At 02:19 PM 5/11/2004, Jim Sermersheim wrote:
>>>> "Kurt D. Zeilenga" <Kurt@OpenLDAP.org> 5/11/04 10:19:32 AM >>>
><snip>
>
>>By variable, I presume you mean protocol field.  
>
>Yes, I'm saying an LDAP operation is made up of all of the fields in
>the LDAPMessage.
>
>>If you meant
>>factor instead, then I would strongly disagree.  With any protocol
>>field, my concern is that any protocol field might overly complicate
>>server determination of appropriateness.  
>
>I don't think it complicates things any more than the control
>specification wishes it to. If the control specification says that
>control X is appropriate to be used with any search operation, then
>there is no complication. 
>
>It is no more complex to exclude search operations with a critical sort
>control, than to exclude search operations with a time limit. 

Your example is misleading.  Your change would allow something like:
   This control is approrpiate for search operations of scope
   baseObject and any sizeLimit OR of scope oneLevel and sizeLimit
   of 1 OR scope of subtree and timeLimit of 2.

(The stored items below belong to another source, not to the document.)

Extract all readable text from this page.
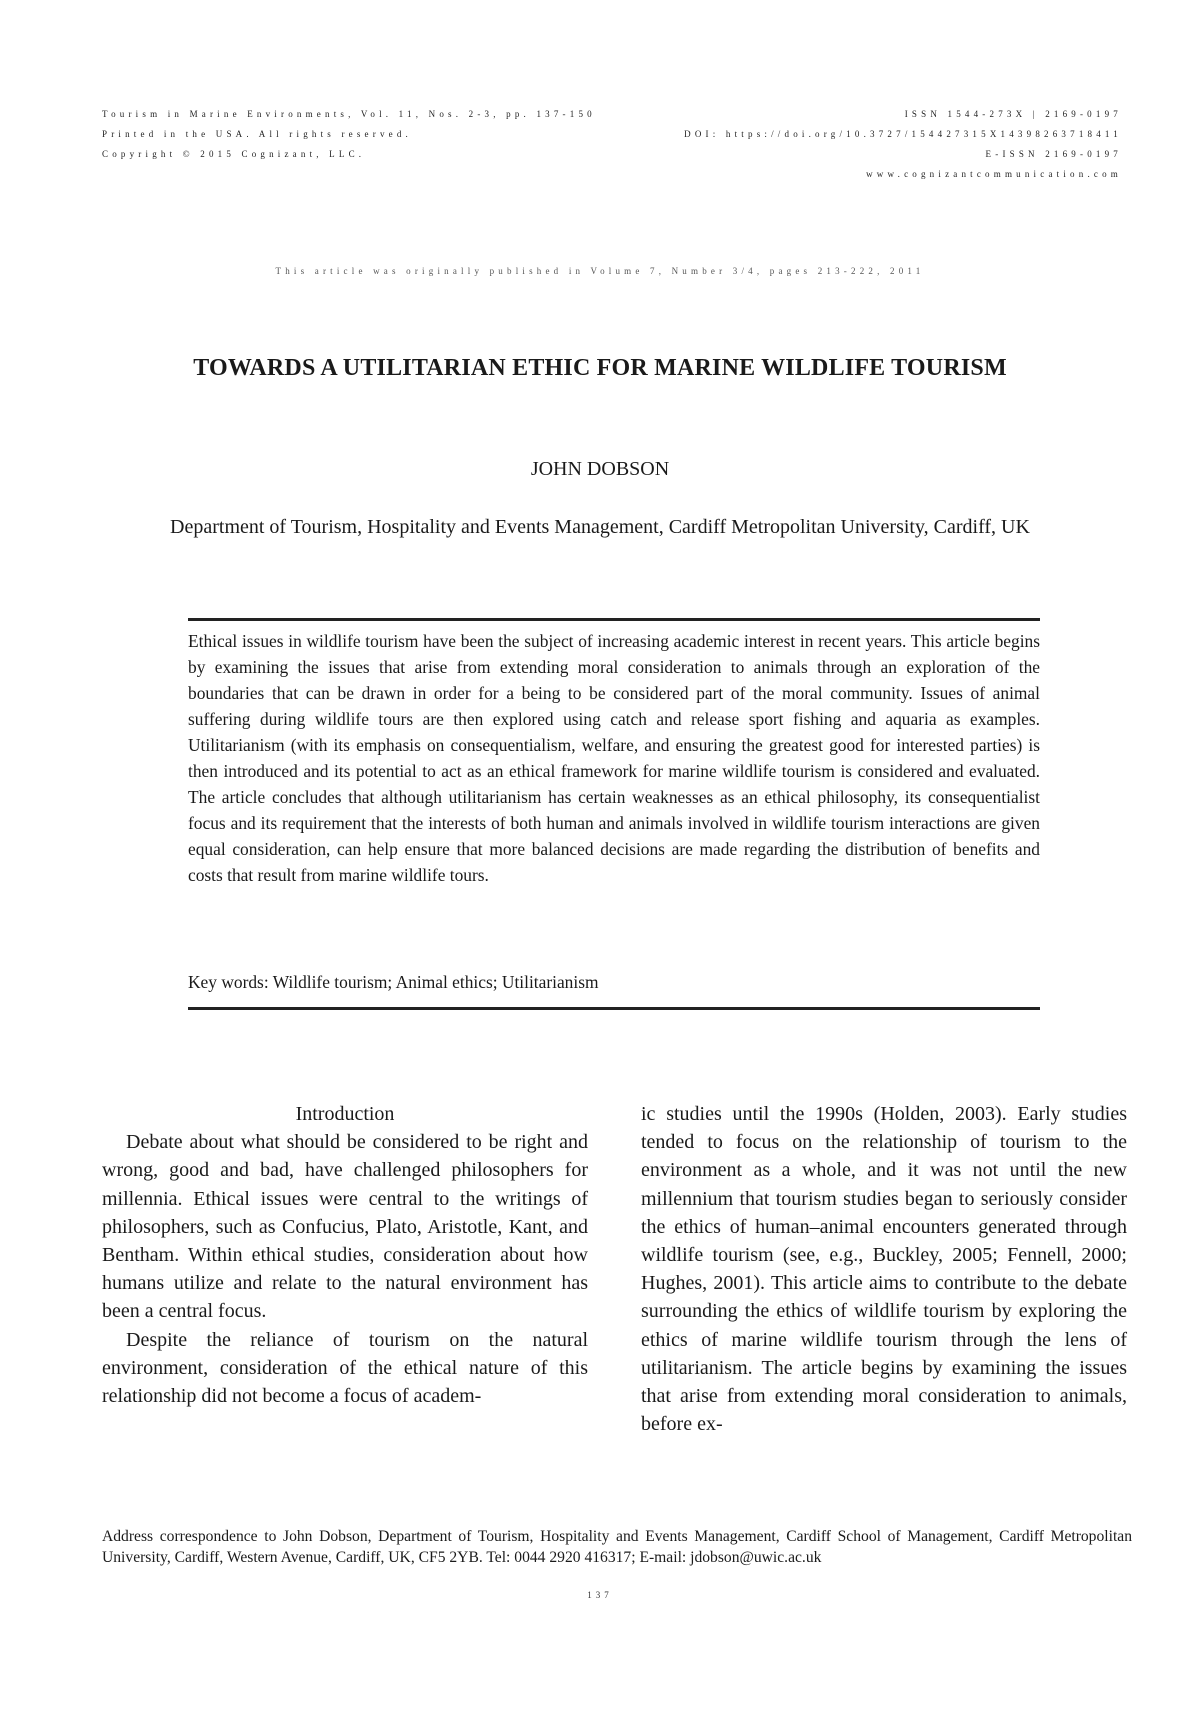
Tourism in Marine Environments, Vol. 11, Nos. 2-3, pp. 137-150
Printed in the USA. All rights reserved.
Copyright © 2015 Cognizant, LLC.
ISSN 1544-273X | 2169-0197
DOI: https://doi.org/10.3727/154427315X14398263718411
E-ISSN 2169-0197
www.cognizantcommunication.com
This article was originally published in Volume 7, Number 3/4, pages 213-222, 2011
TOWARDS A UTILITARIAN ETHIC FOR MARINE WILDLIFE TOURISM
JOHN DOBSON
Department of Tourism, Hospitality and Events Management, Cardiff Metropolitan University, Cardiff, UK
Ethical issues in wildlife tourism have been the subject of increasing academic interest in recent years. This article begins by examining the issues that arise from extending moral consideration to animals through an exploration of the boundaries that can be drawn in order for a being to be considered part of the moral community. Issues of animal suffering during wildlife tours are then explored using catch and release sport fishing and aquaria as examples. Utilitarianism (with its emphasis on consequentialism, welfare, and ensuring the greatest good for interested parties) is then introduced and its potential to act as an ethical framework for marine wildlife tourism is considered and evaluated. The article concludes that although utilitarianism has certain weaknesses as an ethical philosophy, its consequentialist focus and its requirement that the interests of both human and animals involved in wildlife tourism interactions are given equal consideration, can help ensure that more balanced decisions are made regarding the distribution of benefits and costs that result from marine wildlife tours.
Key words: Wildlife tourism; Animal ethics; Utilitarianism

Introduction

Debate about what should be considered to be right and wrong, good and bad, have challenged philosophers for millennia. Ethical issues were central to the writings of philosophers, such as Confucius, Plato, Aristotle, Kant, and Bentham. Within ethical studies, consideration about how humans utilize and relate to the natural environment has been a central focus.

Despite the reliance of tourism on the natural environment, consideration of the ethical nature of this relationship did not become a focus of academ-

ic studies until the 1990s (Holden, 2003). Early studies tended to focus on the relationship of tourism to the environment as a whole, and it was not until the new millennium that tourism studies began to seriously consider the ethics of human–animal encounters generated through wildlife tourism (see, e.g., Buckley, 2005; Fennell, 2000; Hughes, 2001). This article aims to contribute to the debate surrounding the ethics of wildlife tourism by exploring the ethics of marine wildlife tourism through the lens of utilitarianism. The article begins by examining the issues that arise from extending moral consideration to animals, before ex-

Address correspondence to John Dobson, Department of Tourism, Hospitality and Events Management, Cardiff School of Management, Cardiff Metropolitan University, Cardiff, Western Avenue, Cardiff, UK, CF5 2YB. Tel: 0044 2920 416317; E-mail: jdobson@uwic.ac.uk
137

By allowing appropriate can be based on any field, the appropriateness
check cannot effectively no longer be table driven.   Implementations
instead would have to a custom appropriateness check function for
each control, instead of using a table-driven common appropriateness
check function.

And if you allow that, you might as well allow:
  "This control is appropriate when the sky is blue."

I'm not sure that is necessarily a bad thing, but I do think it beyond
what RFC 2251 intended when it said "appropriate for the operation".

I wonder whether any implementation utilizes custom appropriate
check functions... or are all implementations table driven?

>If LDAP had defined time limit as a control, you would agree that it
>may be used to affect the appropriateness of the operation, yet because
>it's 'built-in' to the base operation, you argue that it cannot. I
>disagree with this.
>
>>I would prefer to
>>limit determination to consideration of protocolOp and controlTypes.
>
>I disagree. See above. Furthermore, one immediately questions the
>extendedReq and extendedResp protocolOps.

An oversight on my part:  protocol operation type, extended request/response
names (where applicable), and control types.

>It seems extremely limiting to
>lump all extendedReq definitions together and say that a control can or
>cannot be attached to them all. I hope that wasn't the intent of 2251.